Should a refrigerator need to lower the temperature to an owner’s requirements, this can be done on the home network or even just by the device itself. Information about a thermostat malfunction or a needed fix may be stored locally and pushed out to the manufacturer or vendor’s cloud environment for further analysis. When developers have a patch to the issue, it can be packaged and sent through the cloud and opened locally by the device, which would handle most of the code updates and intensive processing, perhaps through a microservice.
In the meantime, since only the needed amount of data travels outside of the home to the vendor or manufacturer, unauthorized personal information is less likely to be shared.
- Data Governance: Data Governance mitigates security risks by defining access to information. Data Governance describes the authority and control over managing data assets. Previously, Data Governance described an IT centric service. In the IoT world, Data Governance becomes more essential to every user.
A typical house hold does not have an IT department, so Data Governance becomes the responsibility of the typical consumer. Consumer education on how to effectively govern individual data will become paramount.
Anyone and anything needing to make decisions about setting or using a device needs high quality information that can be used. This additional Data Governance imperative is key to Data Governance 2.0. With IoT, Data Governance will need to become a common household term.
- Metadata Management: For IoT data to be useful, metadata plays an essential role. Metadata describes “data in context,” said Donna Burbank. Good metadata cues a device on what information to use at what point and how to use it.
Metadata also provides a core for automated systems to do deep learning. In the case of automated vehicles, metadata provides trip context, making driving safer, which may contribute toward saving a pedestrian’s life. Thor Olavsrud at CIO paraphrases Emily Williams as saying that “extracting meaningful insights and increasing operational efficacy will require flexible, integrated tools that allow users to quickly ingest, prepare, analyze and govern data.” Metadata Management will be essential in this.
Gartner predicts that the Metadata Management solution will grow as enterprises continuously manage the data generated by sensor types, functions, locations, manufacturers, and serial numbers.
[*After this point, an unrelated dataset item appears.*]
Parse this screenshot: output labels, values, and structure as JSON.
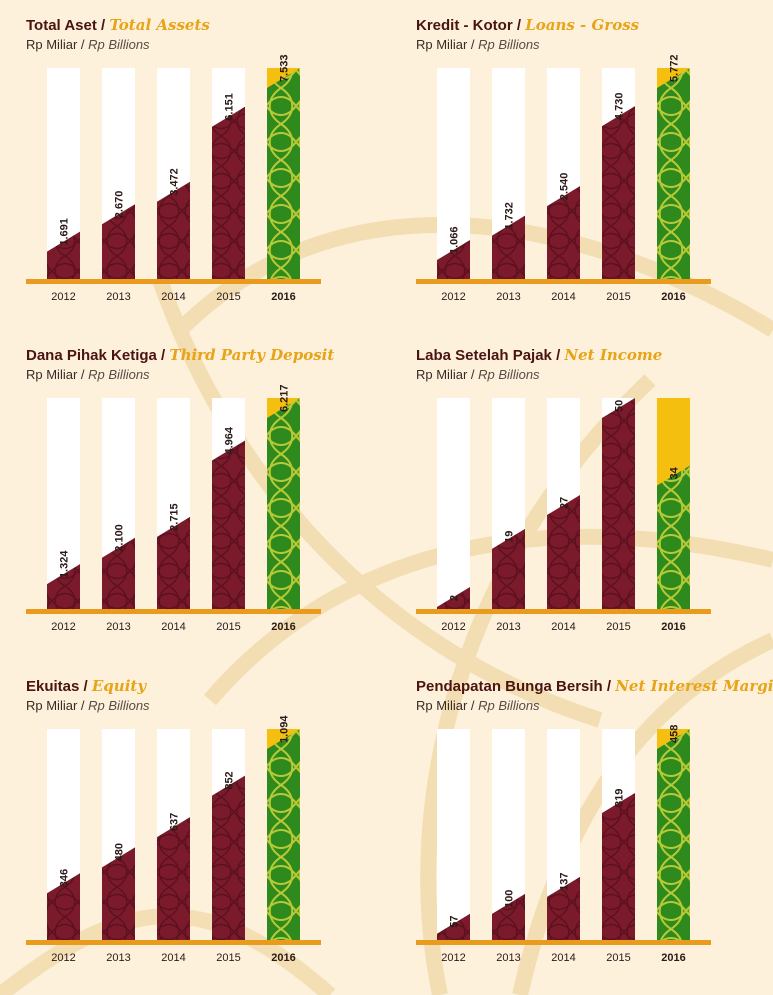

IOT Data Management in the Future
While edge computing, Data Governance, and Metadata Management will help firms deal with scalability and agility, security, and usability, this provides only a start.
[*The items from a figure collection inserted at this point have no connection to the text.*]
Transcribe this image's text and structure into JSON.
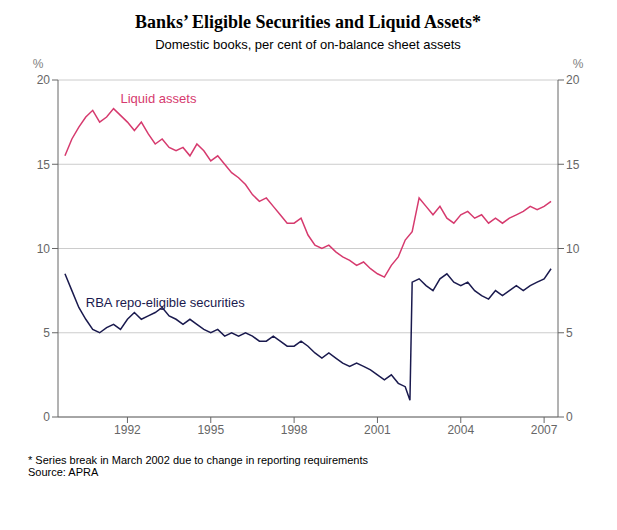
{
  "chart_data": {
    "type": "line",
    "title": "Banks’ Eligible Securities and Liquid Assets*",
    "subtitle": "Domestic books, per cent of on-balance sheet assets",
    "footnote": "* Series break in March 2002 due to change in reporting requirements\nSource: APRA",
    "ylabel": "%",
    "y2label": "%",
    "xlim": [
      1989.5,
      2007.5
    ],
    "xticks": [
      1992,
      1995,
      1998,
      2001,
      2004,
      2007
    ],
    "ylim": [
      0,
      20
    ],
    "yticks": [
      0,
      5,
      10,
      15,
      20
    ],
    "y2lim": [
      0,
      20
    ],
    "y2ticks": [
      0,
      5,
      10,
      15,
      20
    ],
    "grid": true,
    "series": [
      {
        "name": "Liquid assets",
        "color": "#d63a6e",
        "x": [
          1989.75,
          1990.0,
          1990.25,
          1990.5,
          1990.75,
          1991.0,
          1991.25,
          1991.5,
          1991.75,
          1992.0,
          1992.25,
          1992.5,
          1992.75,
          1993.0,
          1993.25,
          1993.5,
          1993.75,
          1994.0,
          1994.25,
          1994.5,
          1994.75,
          1995.0,
          1995.25,
          1995.5,
          1995.75,
          1996.0,
          1996.25,
          1996.5,
          1996.75,
          1997.0,
          1997.25,
          1997.5,
          1997.75,
          1998.0,
          1998.25,
          1998.5,
          1998.75,
          1999.0,
          1999.25,
          1999.5,
          1999.75,
          2000.0,
          2000.25,
          2000.5,
          2000.75,
          2001.0,
          2001.25,
          2001.5,
          2001.75,
          2002.0,
          2002.25,
          2002.5,
          2002.75,
          2003.0,
          2003.25,
          2003.5,
          2003.75,
          2004.0,
          2004.25,
          2004.5,
          2004.75,
          2005.0,
          2005.25,
          2005.5,
          2005.75,
          2006.0,
          2006.25,
          2006.5,
          2006.75,
          2007.0,
          2007.25
        ],
        "values": [
          15.5,
          16.5,
          17.2,
          17.8,
          18.2,
          17.5,
          17.8,
          18.3,
          17.9,
          17.5,
          17.0,
          17.5,
          16.8,
          16.2,
          16.5,
          16.0,
          15.8,
          16.0,
          15.5,
          16.2,
          15.8,
          15.2,
          15.5,
          15.0,
          14.5,
          14.2,
          13.8,
          13.2,
          12.8,
          13.0,
          12.5,
          12.0,
          11.5,
          11.5,
          11.8,
          10.8,
          10.2,
          10.0,
          10.2,
          9.8,
          9.5,
          9.3,
          9.0,
          9.2,
          8.8,
          8.5,
          8.3,
          9.0,
          9.5,
          10.5,
          11.0,
          13.0,
          12.5,
          12.0,
          12.5,
          11.8,
          11.5,
          12.0,
          12.2,
          11.8,
          12.0,
          11.5,
          11.8,
          11.5,
          11.8,
          12.0,
          12.2,
          12.5,
          12.3,
          12.5,
          12.8
        ]
      },
      {
        "name": "RBA repo-eligible securities",
        "color": "#1a1a4e",
        "x": [
          1989.75,
          1990.0,
          1990.25,
          1990.5,
          1990.75,
          1991.0,
          1991.25,
          1991.5,
          1991.75,
          1992.0,
          1992.25,
          1992.5,
          1992.75,
          1993.0,
          1993.25,
          1993.5,
          1993.75,
          1994.0,
          1994.25,
          1994.5,
          1994.75,
          1995.0,
          1995.25,
          1995.5,
          1995.75,
          1996.0,
          1996.25,
          1996.5,
          1996.75,
          1997.0,
          1997.25,
          1997.5,
          1997.75,
          1998.0,
          1998.25,
          1998.5,
          1998.75,
          1999.0,
          1999.25,
          1999.5,
          1999.75,
          2000.0,
          2000.25,
          2000.5,
          2000.75,
          2001.0,
          2001.25,
          2001.5,
          2001.75,
          2002.0,
          2002.17,
          2002.25,
          2002.5,
          2002.75,
          2003.0,
          2003.25,
          2003.5,
          2003.75,
          2004.0,
          2004.25,
          2004.5,
          2004.75,
          2005.0,
          2005.25,
          2005.5,
          2005.75,
          2006.0,
          2006.25,
          2006.5,
          2006.75,
          2007.0,
          2007.25
        ],
        "values": [
          8.5,
          7.5,
          6.5,
          5.8,
          5.2,
          5.0,
          5.3,
          5.5,
          5.2,
          5.8,
          6.2,
          5.8,
          6.0,
          6.2,
          6.5,
          6.0,
          5.8,
          5.5,
          5.8,
          5.5,
          5.2,
          5.0,
          5.2,
          4.8,
          5.0,
          4.8,
          5.0,
          4.8,
          4.5,
          4.5,
          4.8,
          4.5,
          4.2,
          4.2,
          4.5,
          4.2,
          3.8,
          3.5,
          3.8,
          3.5,
          3.2,
          3.0,
          3.2,
          3.0,
          2.8,
          2.5,
          2.2,
          2.5,
          2.0,
          1.8,
          1.0,
          8.0,
          8.2,
          7.8,
          7.5,
          8.2,
          8.5,
          8.0,
          7.8,
          8.0,
          7.5,
          7.2,
          7.0,
          7.5,
          7.2,
          7.5,
          7.8,
          7.5,
          7.8,
          8.0,
          8.2,
          8.8
        ]
      }
    ]
  }
}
Ted Friedman, Vice President and Distinguished Analyst at Gartner, explains that one-third of IoT solutions will be abandoned before deployment due to lack of Data Management and analytics capabilities adapted for IoT. He notes that organizations need to modernize in several key areas, including adopting new Data Management technologies and platforms, in addition to creating new Data Governance policies. For IoT to thrive, Data Management must include more modern infrastructures and the technologies to support them.